I start to close the front door and hesitate. I've locked it from the inside and my keys lie on the kitchen counter top. Once I shut this door I can't get back in, ever. I take a breath and close it softly, patting the handle as if it were a faithful dog.
I'm locked out. There's no going back. I don't want to go back, not really. I'm eager to go forward but even this is out of my hands. Some faceless bureaucrat in an office in Sheffield (wherever that is) will decide our future. We can only wait to discover our fate once I finish the visa application.
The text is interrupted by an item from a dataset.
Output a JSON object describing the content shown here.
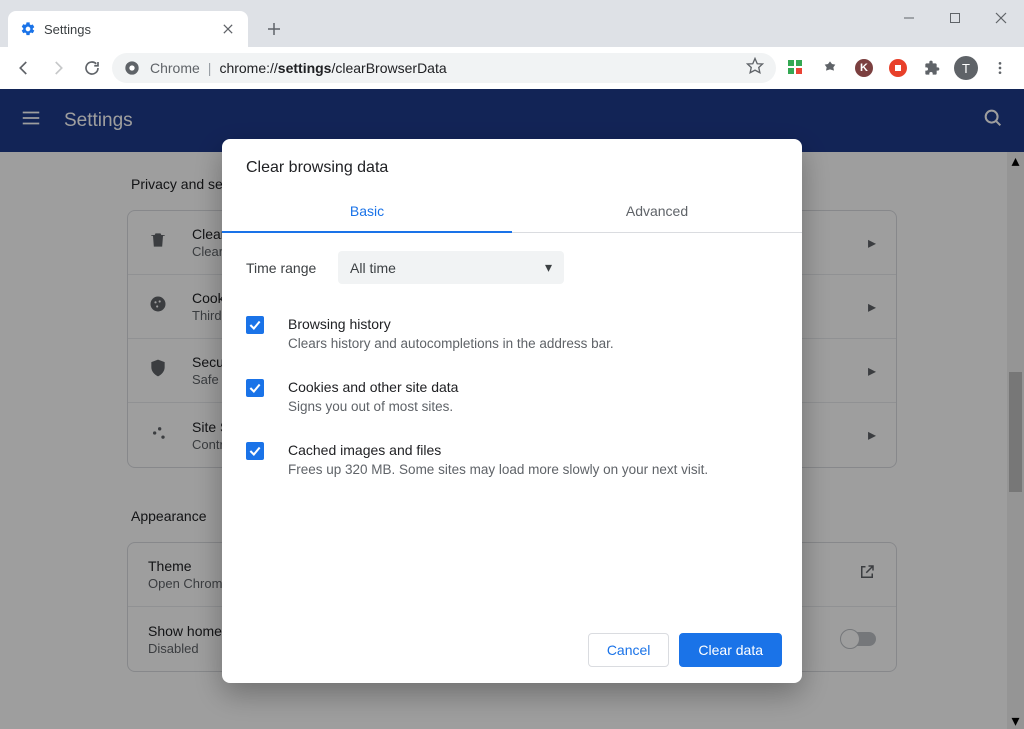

I fold my arms and glare at the driveway, already choked again with great drifts of snow. My shoulders sag, remembering how I sweated and strained for hours, hopelessly clearing the drive again and again, flinging the heavy snow on top of the ever-heightening banks like some arctic Sisyphus. A few hours later I watched the international moving truck pull away and crunch down the country road carrying the few precious things that I couldn't part with. They were on their way across the Atlantic.
I'm crying again, hoping that the new owners of my house don't come by while I'm having hysterics. Here, finally, at the tail end of this exciting and troubling year, my empty house looks as bereft and lonesome as an inanimate object can look, no longer hopping with kids, dogs, cats, birds, sheep ... all gone. Kids to their own lives, pets re-homed (I still cry about this), houseplants, too. All of my belongings are scattered in one way or another except for a single suitcase containing a few clothes and the papers I'll need for the massive visa application.
A strange thought strikes me: when I move to Orkney, I will effectively have no past. Nobody knows me there. I will be a blank. A few people are starting to know me as Tom's surprise American wife, but they won't know I have four children who are so wonderful that it makes me tear up just to think about them, that I'm a pretty good piano player, that my family runs the local grocery store where everybody shops, that I played sousaphone in the high school marching band and had a crush on my band teacher, that I love the smell of maple sap boiling its way into syrup in the brittle, early days of spring, that I wander in the woods and imagine fantasy stories into being. They won't know that I'm a writer, that I love animals and talk to trees - and to myself when no one's looking - that my brothers and I used to scrap with each other like fighting roosters but have never once had a cross word since our parents' divorce when we were teenagers. They won't remember my dad.
I'm getting cold. I start the borrowed car. (Mine has gone to Virginia to begin a new life with my daughter.) I'm staying with my stepmom, Lonnie, sleeping in my childhood bedroom, which is a surreal experience in itself. We can't help but compare this to the last time we stayed together: a hotel room in Erie, Pennsylvania, where Dad was taken after he collapsed while playing tennis. Lon and I waited for days, watching for signs of returning life, rubbing his feet, talking to him and to each other. Family came and went. Lonnie and I padded about the hospital like ghosts, finding less and less to say, waking with a little less hope every morning. Dad never woke up, so we had to let him go.
Lonnie and I have been crying together a lot these past few days, saying things we'd never said before, any possibility of awkwardness wiped away by our shared grief, both then and now.
But it's time. There is no way to go but forward. It's done, and it's irrevocable. I have no right to be here any more. I smile sadly at Romulus and Remus, shift the car into reverse and wave to them one last time. Lonnie's car slithers out of my snow-choked driveway and I drive away, leaving my empty house behind.